New Jersey’s delegation to the U.S. Congress, including up-and-coming Senator Cory Booker (l.), wrote to the federal Justice Department, urging officials not to rescind the 2011 opinion that cleared the way for legal online gaming.

New Jersey’s U.S. congressional delegation sent a letter last week to U.S. Deputy Attorney General Rod Rosenstein, urging the Department of Justice to abandon the possibility of rescinding the 2011 DOJ opinion that cleared the way for legal online gaming, which currently thrives in the state.

The letter was in response to a November letter from Republican Senator Lindsey Graham of South Carolina and Democratic Senator Dianne Feinstein of California asking DOJ to rescind the opinion that the federal 1961 Wire Act applies only to sports betting, and does not prohibit online gambling. U.S. Attorney General Jeff Sessions said in his confirmation hearing that he planned to reassess the opinion.

Sessions has since recused himself from the issue, since his personal attorney in the ongoing DOJ probe into Russia’s meddling in the 2016 presidential election, Charles Cooper, had been a lobbyist for Sheldon Adelson’s Coalition to Stop Internet Gambling. Rosenstein took over for Sessions on all issues related to online gambling and the Wire Act.

The 2011 DOJ opinion cleared the way for online gaming in New Jersey, Delaware and Nevada, and the iGaming bill recently passed in Pennsylvania. In New Jersey, online gaming revenues proved to be one of the keys leading to the state’s first consecutive years of rising gaming revenues following nearly a decade of decline that saw five of Atlantic City’s 12 casinos close.

The letter to Rosenstein was signed by New Jersey’s two Democratic senators, Bob Menendez and Cory Booker, along with Republican Reps. Frank LoBiondo, Leonard Lance and Tom MacArthur, and Democrats Josh Gottheimer, Albio Sires, Bonnie Watson Coleman, Bill Pascrell Jr. and Donald Payne Jr. It addressed the Graham/Feinstein letter, which warned that legal online gaming “could usher in the most fundamental change in gambling in our lifetimes by turning every smart phone, tablet and personal computer in our country into a casino available 24 hours a day, seven days a week.”

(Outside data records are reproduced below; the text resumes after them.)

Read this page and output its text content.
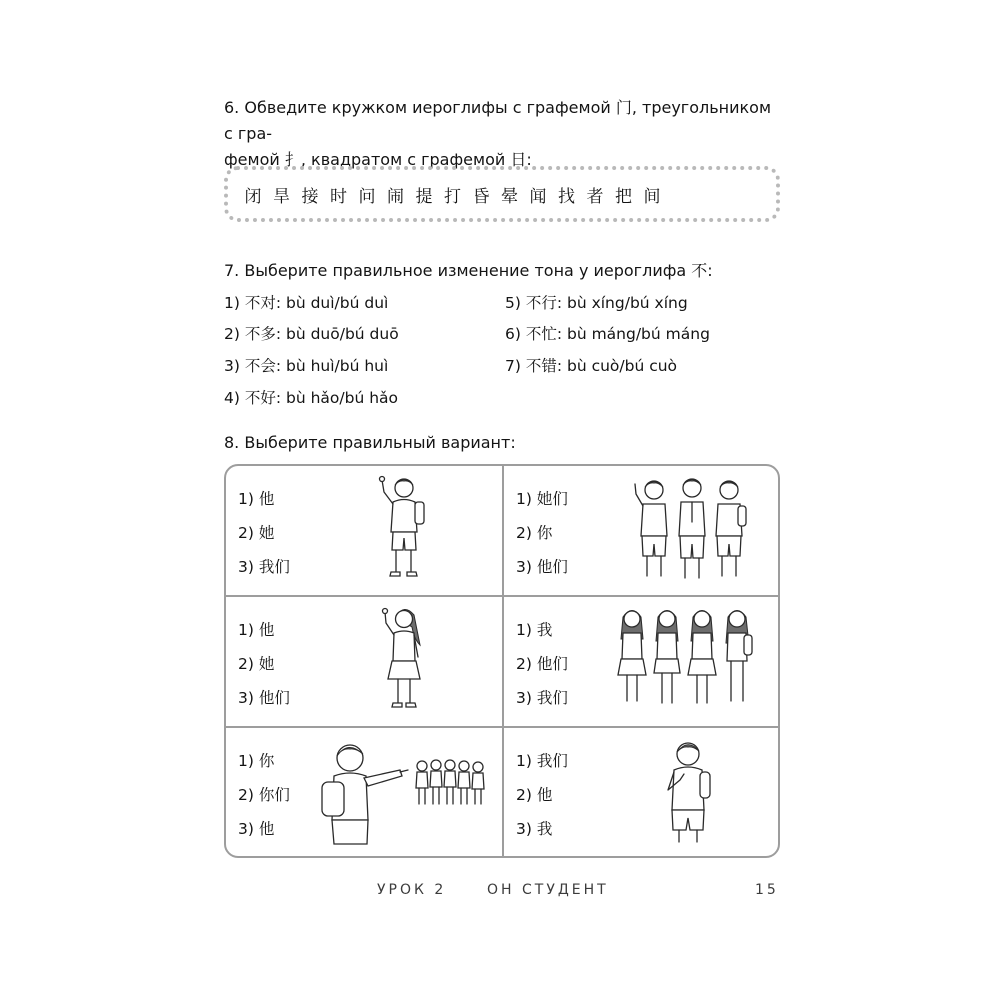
6. Обведите кружком иероглифы с графемой 门, треугольником с гра-
фемой 扌, квадратом с графемой 日:
闭 旱 接 时 问 闹 提 打 昏 晕 闻 找 者 把 间
7. Выберите правильное изменение тона у иероглифа 不:
1) 不对: bù duì/bú duì
2) 不多: bù duō/bú duō
3) 不会: bù huì/bú huì
4) 不好: bù hǎo/bú hǎo
5) 不行: bù xíng/bú xíng
6) 不忙: bù máng/bú máng
7) 不错: bù cuò/bú cuò
8. Выберите правильный вариант:
1) 他
2) 她
3) 我们
1) 她们
2) 你
3) 他们
1) 他
2) 她
3) 他们
1) 我
2) 他们
3) 我们
1) 你
2) 你们
3) 他
1) 我们
2) 他
3) 我
УРОК 2	ОН СТУДЕНТ	15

Last week’s letter disputed that, noting that prohibition of iGaming has only strengthened operators of illegal, unregulated gaming sites. “Placing a blanket prohibition for online gambling would be an antiquated approach to a 21st century issue,” the letter said, “punishing states like New Jersey, which have invested in creating a safe and secure online gaming structure, while also permitting black market operators to put millions of Americans at risk.”